Le Gouvernement a la faculté d'accorder des concessions pour l'installation et l'exploitation de lignes téléphoniques destinées à l'usage du public ou à l'usage
privé.
Dans le décret de concession pour un réseau destiné à l'usage public, on stipulera les règles du service, la redevance payable à l'Etat et les tarifs à appliquer par l'entreprise, ainsi que les conditions de l'achat du matériel au prix d'estimation, quand le Gouvernement jugera opportun de reprendre le service.
Art. 12.
Les concessionnaires de lignes téléphoniques privées paient à l'Etat une redevance annuelle de 20 francs pour chaque fil de communication et pour chaque poste en sus de deux; ils paient en outre deux francs par kilomètre ou fraction de kilomètre en sus des premiers trois kilomètres. de ligne.
Il est interdit de faire un usage public de ces lignes privées et de les relier à d'autres lignes téléphoniques ou privées.
Seront affranchies de ces redevances, du chef des lignes téléphoniques qu'elles ont installées exclusivement pour les besoins de leur service, les Administrations municipales, de chemins de fer, de tramways et des canaux d'irrigation.
Art. 13.
Tonte contravention des concessionnaires téléphoniques aux règles stipulées dans les actes de concession sera punie d'une amende de 50 à 500 francs.
L'amende est décrétée sans appel par le Ministre.

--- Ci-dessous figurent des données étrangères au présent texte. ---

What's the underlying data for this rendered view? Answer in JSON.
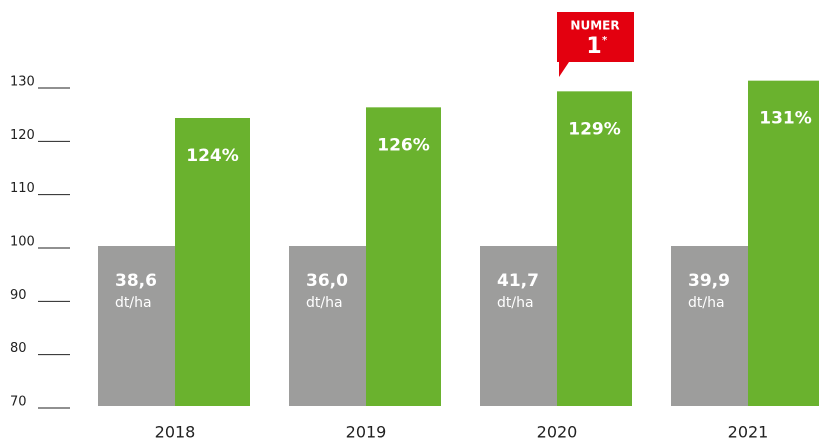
{
  "chart_data": {
    "type": "bar",
    "categories": [
      "2018",
      "2019",
      "2020",
      "2021"
    ],
    "series": [
      {
        "color": "#9d9d9c",
        "values": [
          100,
          100,
          100,
          100
        ]
      },
      {
        "color": "#6ab22e",
        "values": [
          124,
          126,
          129,
          131
        ],
        "value_labels": [
          "124%",
          "126%",
          "129%",
          "131%"
        ]
      }
    ],
    "bar_notes": [
      {
        "value": 38.6,
        "label": "38,6"
      },
      {
        "value": 36.0,
        "label": "36,0"
      },
      {
        "value": 41.7,
        "label": "41,7"
      },
      {
        "value": 39.9,
        "label": "39,9"
      }
    ],
    "note_unit": "dt/ha",
    "badge": {
      "category": 2,
      "text": "NUMER",
      "number": "1",
      "mark": "*",
      "color": "#e3000f"
    },
    "ylim": [
      70,
      130
    ],
    "yticks": [
      70,
      80,
      90,
      100,
      110,
      120,
      130
    ],
    "grid": false
  }
}
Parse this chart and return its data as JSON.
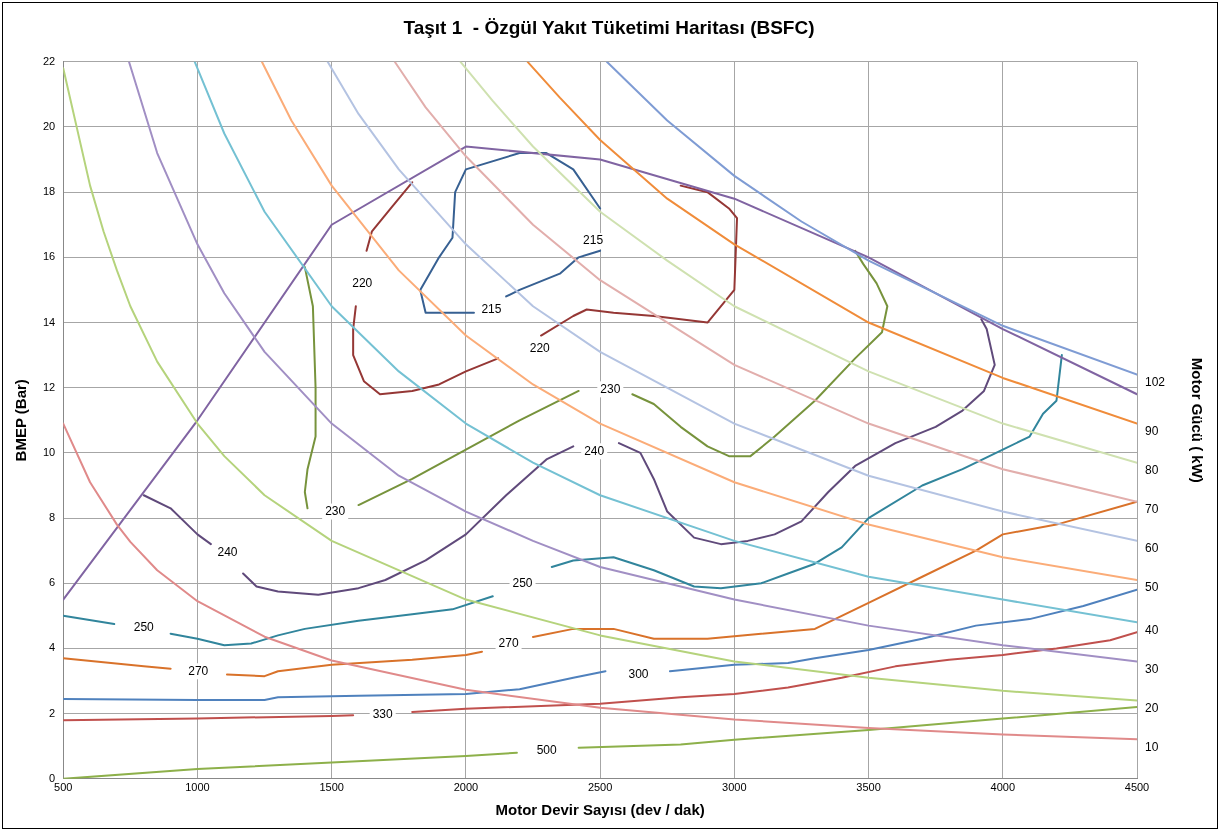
{
  "chart_data": {
    "type": "line",
    "title": "Taşıt 1  - Özgül Yakıt Tüketimi Haritası (BSFC)",
    "xlabel": "Motor Devir Sayısı (dev / dak)",
    "ylabel": "BMEP (Bar)",
    "y2label": "Motor Gücü ( kW)",
    "xlim": [
      500,
      4500
    ],
    "xticks": [
      500,
      1000,
      1500,
      2000,
      2500,
      3000,
      3500,
      4000,
      4500
    ],
    "ylim": [
      0,
      22
    ],
    "yticks": [
      0,
      2,
      4,
      6,
      8,
      10,
      12,
      14,
      16,
      18,
      20,
      22
    ],
    "grid": true,
    "legend": false,
    "marker": "none",
    "line_style": "solid",
    "series": [
      {
        "name": "10",
        "color": "#e08a8a",
        "x": [
          500,
          600,
          700,
          750,
          850,
          1000,
          1250,
          1500,
          2000,
          2500,
          3000,
          3500,
          4000,
          4500
        ],
        "values": [
          10.9,
          9.1,
          7.8,
          7.27,
          6.4,
          5.45,
          4.36,
          3.63,
          2.73,
          2.18,
          1.82,
          1.56,
          1.36,
          1.21
        ]
      },
      {
        "name": "20",
        "color": "#b5d37c",
        "x": [
          500,
          600,
          650,
          700,
          750,
          850,
          1000,
          1100,
          1250,
          1500,
          2000,
          2500,
          3000,
          3500,
          4000,
          4500
        ],
        "values": [
          21.8,
          18.2,
          16.8,
          15.6,
          14.5,
          12.8,
          10.9,
          9.9,
          8.7,
          7.3,
          5.5,
          4.4,
          3.6,
          3.1,
          2.7,
          2.4
        ]
      },
      {
        "name": "30",
        "color": "#a18fc4",
        "x": [
          745,
          850,
          1000,
          1100,
          1250,
          1500,
          1750,
          2000,
          2250,
          2500,
          3000,
          3500,
          4000,
          4500
        ],
        "values": [
          22,
          19.2,
          16.4,
          14.9,
          13.1,
          10.9,
          9.3,
          8.2,
          7.3,
          6.5,
          5.5,
          4.7,
          4.1,
          3.6
        ]
      },
      {
        "name": "40",
        "color": "#74c1d3",
        "x": [
          990,
          1100,
          1250,
          1500,
          1750,
          2000,
          2250,
          2500,
          3000,
          3500,
          4000,
          4500
        ],
        "values": [
          22,
          19.8,
          17.4,
          14.5,
          12.5,
          10.9,
          9.7,
          8.7,
          7.3,
          6.2,
          5.5,
          4.8
        ]
      },
      {
        "name": "50",
        "color": "#fbac78",
        "x": [
          1240,
          1350,
          1500,
          1750,
          2000,
          2250,
          2500,
          3000,
          3500,
          4000,
          4500
        ],
        "values": [
          22,
          20.2,
          18.2,
          15.6,
          13.6,
          12.1,
          10.9,
          9.1,
          7.8,
          6.8,
          6.1
        ]
      },
      {
        "name": "60",
        "color": "#b4c3e2",
        "x": [
          1485,
          1600,
          1750,
          2000,
          2250,
          2500,
          3000,
          3500,
          4000,
          4500
        ],
        "values": [
          22,
          20.4,
          18.7,
          16.4,
          14.5,
          13.1,
          10.9,
          9.3,
          8.2,
          7.3
        ]
      },
      {
        "name": "70",
        "color": "#e2aeac",
        "x": [
          1735,
          1850,
          2000,
          2250,
          2500,
          3000,
          3500,
          4000,
          4500
        ],
        "values": [
          22,
          20.6,
          19.1,
          17.0,
          15.3,
          12.7,
          10.9,
          9.5,
          8.5
        ]
      },
      {
        "name": "80",
        "color": "#cfe1b0",
        "x": [
          1980,
          2100,
          2250,
          2500,
          2750,
          3000,
          3500,
          4000,
          4500
        ],
        "values": [
          22,
          20.8,
          19.4,
          17.4,
          15.9,
          14.5,
          12.5,
          10.9,
          9.7
        ]
      },
      {
        "name": "90",
        "color": "#f08c3a",
        "x": [
          2230,
          2350,
          2500,
          2750,
          3000,
          3500,
          4000,
          4500
        ],
        "values": [
          22,
          20.9,
          19.6,
          17.8,
          16.4,
          14.0,
          12.3,
          10.9
        ]
      },
      {
        "name": "102",
        "color": "#7f9cd4",
        "x": [
          2525,
          2750,
          3000,
          3250,
          3500,
          4000,
          4500
        ],
        "values": [
          22,
          20.2,
          18.5,
          17.1,
          15.9,
          13.9,
          12.4
        ]
      },
      {
        "color": "#8064a2",
        "x": [
          500,
          1000,
          1500,
          2000,
          2500,
          3000,
          3500,
          4000,
          4500
        ],
        "values": [
          5.5,
          11,
          17,
          19.4,
          19.0,
          17.8,
          16.0,
          13.8,
          11.8
        ]
      },
      {
        "color": "#376092",
        "x": [
          2030,
          1950,
          1850,
          1830,
          1900,
          1950,
          1960,
          2000,
          2200,
          2300,
          2400,
          2500,
          null,
          2500,
          2420,
          2350,
          2200,
          2150
        ],
        "values": [
          14.3,
          14.3,
          14.3,
          15,
          16,
          16.6,
          18,
          18.7,
          19.2,
          19.2,
          18.7,
          17.5,
          null,
          16.2,
          16,
          15.5,
          15,
          14.8
        ]
      },
      {
        "color": "#953735",
        "x": [
          1800,
          1720,
          1650,
          1630,
          null,
          1590,
          1580,
          1580,
          1620,
          1680,
          1800,
          1900,
          2000,
          2120,
          null,
          2280,
          2400,
          2450,
          2550,
          2700,
          2900,
          3000,
          3010,
          2980,
          2900,
          2800
        ],
        "values": [
          18.3,
          17.5,
          16.8,
          16.2,
          null,
          14.5,
          13.8,
          13,
          12.2,
          11.8,
          11.9,
          12.1,
          12.5,
          12.9,
          null,
          13.6,
          14.2,
          14.4,
          14.3,
          14.2,
          14.0,
          15,
          17.2,
          17.5,
          18,
          18.2
        ]
      },
      {
        "color": "#77933c",
        "x": [
          1400,
          1430,
          1440,
          1440,
          1410,
          1400,
          1410,
          null,
          1600,
          1800,
          2000,
          2200,
          2420,
          null,
          2620,
          2700,
          2800,
          2900,
          2980,
          3060,
          3150,
          3300,
          3450,
          3550,
          3570,
          3530,
          3480,
          3450
        ],
        "values": [
          15.7,
          14.5,
          12,
          10.5,
          9.5,
          8.8,
          8.3,
          null,
          8.4,
          9.2,
          10.1,
          11,
          11.9,
          null,
          11.8,
          11.5,
          10.8,
          10.2,
          9.9,
          9.9,
          10.5,
          11.6,
          12.9,
          13.7,
          14.5,
          15.2,
          15.8,
          16.2
        ]
      },
      {
        "color": "#604a7b",
        "x": [
          800,
          900,
          1000,
          1050,
          null,
          1170,
          1220,
          1300,
          1450,
          1600,
          1700,
          1850,
          2000,
          2150,
          2300,
          2400,
          null,
          2570,
          2650,
          2700,
          2750,
          2850,
          2950,
          3050,
          3150,
          3250,
          3350,
          3450,
          3600,
          3750,
          3850,
          3930,
          3970,
          3940,
          3920
        ],
        "values": [
          8.7,
          8.3,
          7.5,
          7.2,
          null,
          6.3,
          5.9,
          5.75,
          5.65,
          5.85,
          6.1,
          6.7,
          7.5,
          8.7,
          9.8,
          10.2,
          null,
          10.3,
          10,
          9.2,
          8.2,
          7.4,
          7.2,
          7.3,
          7.5,
          7.9,
          8.8,
          9.6,
          10.3,
          10.8,
          11.3,
          11.9,
          12.7,
          13.8,
          14.1
        ]
      },
      {
        "color": "#31859c",
        "x": [
          500,
          690,
          null,
          900,
          1000,
          1100,
          1200,
          1300,
          1400,
          1600,
          1800,
          1950,
          2100,
          null,
          2320,
          2400,
          2550,
          2700,
          2850,
          2950,
          3100,
          3200,
          3300,
          3400,
          3500,
          3700,
          3850,
          4000,
          4100,
          4150,
          4200,
          4220
        ],
        "values": [
          5.0,
          4.75,
          null,
          4.45,
          4.3,
          4.1,
          4.15,
          4.4,
          4.6,
          4.85,
          5.05,
          5.2,
          5.6,
          null,
          6.5,
          6.7,
          6.8,
          6.4,
          5.9,
          5.85,
          6.0,
          6.3,
          6.6,
          7.1,
          8.0,
          9.0,
          9.5,
          10.1,
          10.5,
          11.2,
          11.6,
          13.0
        ]
      },
      {
        "color": "#d9722a",
        "x": [
          500,
          800,
          900,
          null,
          1110,
          1250,
          1300,
          1500,
          1800,
          2000,
          2060,
          null,
          2250,
          2400,
          2550,
          2700,
          2900,
          3100,
          3300,
          3500,
          3700,
          3900,
          4000,
          4200,
          4500
        ],
        "values": [
          3.7,
          3.45,
          3.38,
          null,
          3.2,
          3.15,
          3.3,
          3.5,
          3.65,
          3.8,
          3.9,
          null,
          4.35,
          4.6,
          4.6,
          4.3,
          4.3,
          4.45,
          4.6,
          5.4,
          6.2,
          7.0,
          7.5,
          7.8,
          8.5
        ]
      },
      {
        "color": "#4f81bd",
        "x": [
          500,
          1000,
          1250,
          1300,
          1600,
          2000,
          2200,
          2400,
          2520,
          null,
          2760,
          3000,
          3200,
          3300,
          3500,
          3700,
          3900,
          4100,
          4300,
          4500
        ],
        "values": [
          2.45,
          2.42,
          2.42,
          2.5,
          2.55,
          2.6,
          2.75,
          3.1,
          3.3,
          null,
          3.3,
          3.5,
          3.55,
          3.7,
          3.95,
          4.3,
          4.7,
          4.9,
          5.3,
          5.8
        ]
      },
      {
        "color": "#c0504d",
        "x": [
          500,
          1000,
          1500,
          1580,
          null,
          1800,
          2000,
          2500,
          2800,
          3000,
          3200,
          3400,
          3600,
          3800,
          4000,
          4200,
          4400,
          4500
        ],
        "values": [
          1.8,
          1.85,
          1.93,
          1.95,
          null,
          2.05,
          2.15,
          2.3,
          2.5,
          2.6,
          2.8,
          3.1,
          3.45,
          3.65,
          3.8,
          4.0,
          4.25,
          4.5
        ]
      },
      {
        "color": "#8db04a",
        "x": [
          500,
          1000,
          1500,
          2000,
          2190,
          null,
          2420,
          2800,
          3000,
          3500,
          4000,
          4500
        ],
        "values": [
          0,
          0.3,
          0.5,
          0.7,
          0.8,
          null,
          0.95,
          1.05,
          1.2,
          1.5,
          1.85,
          2.2
        ]
      }
    ],
    "annotations": [
      {
        "text": "215",
        "x": 2474,
        "y": 16.5
      },
      {
        "text": "215",
        "x": 2095,
        "y": 14.4
      },
      {
        "text": "220",
        "x": 1614,
        "y": 15.2
      },
      {
        "text": "220",
        "x": 2275,
        "y": 13.2
      },
      {
        "text": "230",
        "x": 1513,
        "y": 8.2
      },
      {
        "text": "230",
        "x": 2538,
        "y": 11.95
      },
      {
        "text": "240",
        "x": 1112,
        "y": 6.95
      },
      {
        "text": "240",
        "x": 2478,
        "y": 10.05
      },
      {
        "text": "250",
        "x": 800,
        "y": 4.65
      },
      {
        "text": "250",
        "x": 2211,
        "y": 6.0
      },
      {
        "text": "270",
        "x": 1003,
        "y": 3.3
      },
      {
        "text": "270",
        "x": 2159,
        "y": 4.15
      },
      {
        "text": "300",
        "x": 2643,
        "y": 3.2
      },
      {
        "text": "330",
        "x": 1690,
        "y": 1.96
      },
      {
        "text": "500",
        "x": 2301,
        "y": 0.85
      }
    ]
  }
}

Si le concessionnaire en défaut ne remplit pas ses engagements dans le délai de 30 jours, le Ministre pourra
retirer la concession et en accorder l'exploitation à un autre concessionnaire.
Le Gouvernement peut aussi en assumer l'exploitation, et il a dans ce cas la faculté de racheter le matériel de la ligne au prix d'estimation.
Art. 14.
Les contraventions au monopole de l'Etat et aux dispositions de la présente loi sur l'exploitation et l'usage des lignes téléphoniques sont punies d'une amende de 300 à 3000 francs, ou d'un emprisonnement pour une durée de 15 jours à une année.
Art. 15.
Pour les effets de la loi pénale, les délits commis contre l'inviolabilité du secret et contre la sécurité des services téléphoniques établis soit pour l'usage public, soit pour l'usage privé ou pour celui du Gouvernement, sont assimilés à ceux qui sont commis contre le service télégraphique.
Art. 16.
Les dispositions des articles 2 et 3 sont étendues à l'installation et à l'exploitation des lignes télégraphiques.